I had one of those AEA packet controllers for the C-64, too. The PakRatt, wasn't it? That sure was a lot of fun. The Commodore 64 was THE ham radio computer back then - 73 Magazine used to be loaded with hardware projects and software for the 64.
It's too bad the packet bbs system died off back in the 90s. I really enjoyed that aspect of the hobby.
QRP CW and melting solder - my two favorite ham radio activities!
Love that smooth Ten-Tec QSK.
In Ham radio, everyone has a chance to do what they like best. For me it is HF voice.
73 de KJ6II
I think they used the PakRatt name on it, and that particular version was called, of course, the PK-64.
When I converted from the C-64 to a "real" PC, I picked up a PK232 (if I recall it was at the ARRL national convention the last time it was held in Portland, I had saved up some bonus money and popped for a lot of gear at that con). I still have that TNC and it still works fine. I like the multimode functions, it's fun to SWL with too, putting it in signal analysis mode and sweep through bands with unknown data signals and it would determine what it was and start decoding, very advanced for it's time.

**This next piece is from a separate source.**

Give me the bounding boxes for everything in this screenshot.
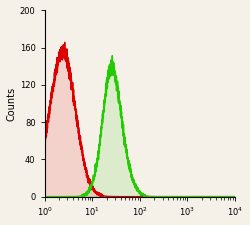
Y-axis label: Counts: Counts xyxy=(7,86,17,121)
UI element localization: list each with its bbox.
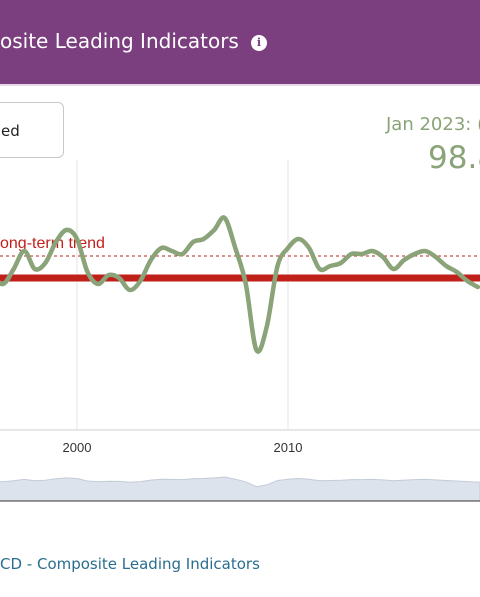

It's too bad the packet bbs system died off...
Yup, I think the INTERNET did that in. I think it's still good preparedness for when TSHTF, and perhaps there are still enough operators ready I am not sure. I ran a very busy W0RLI mailbox here for a long time (after running MSYS for a couple years). Got to know Hank real well - he'd make a good FReeper and may even be one for all I know. The power behind the local user port was that PK232 and a Alinco DR1000T feeding a Mirage 160W brick amp into a Phelps-Dodge Stationmaster. Backbone access was on two separate 220 channels, one at 1200 and one at 9K6 via a KPC9612. Used the 220 version of the little MFJ DataRadio and it worked real well, that was after much experimentation with a pair of the little Tekk UHF radios that I could never get to hold their smoke (440 is just too tough around here with the hills and the weather, there is a small group of us who really like 220, a very underrated band, 440 gets too muddy too fast and success using it for high speed packet for hauls over about 20 miles has been nonexistent).
I pulled the plug on that BBS a couple years ago, though I have been toying with the idea of firing up a SNOS box and seeing what that's all about, Hank and his gang of cohorts in the Portland area are still going at it, and I still have all the gear.
The politics in packet radio could be tough, and I was into that sort of discussion hardcore - I had fans, if you want to call them that, all over the world, and our discussions via packet were much like we have on FR, the heated smokey backroom type - just a bit (well a lot) slower and without the pictures. Had some good relationships with folks around the world, even some Frenchmen, and the MIR cosmonauts, before and after the Soviet collapse.
Enough of all that though, might be starting to get the bug again. Maybe not a bad thing, it was a dream in my youth, and I think I was 20 when I got my novice ticket. Knew a few of the older guys in my club that started out with spark gap rigs, but they were already pushing 80 when I was 20 and I think they are all gone. Too bad, those were the guys that made this hobby, and I'm not sure what is going to happen in the future.
Thanks for adding me to the ping list, 73!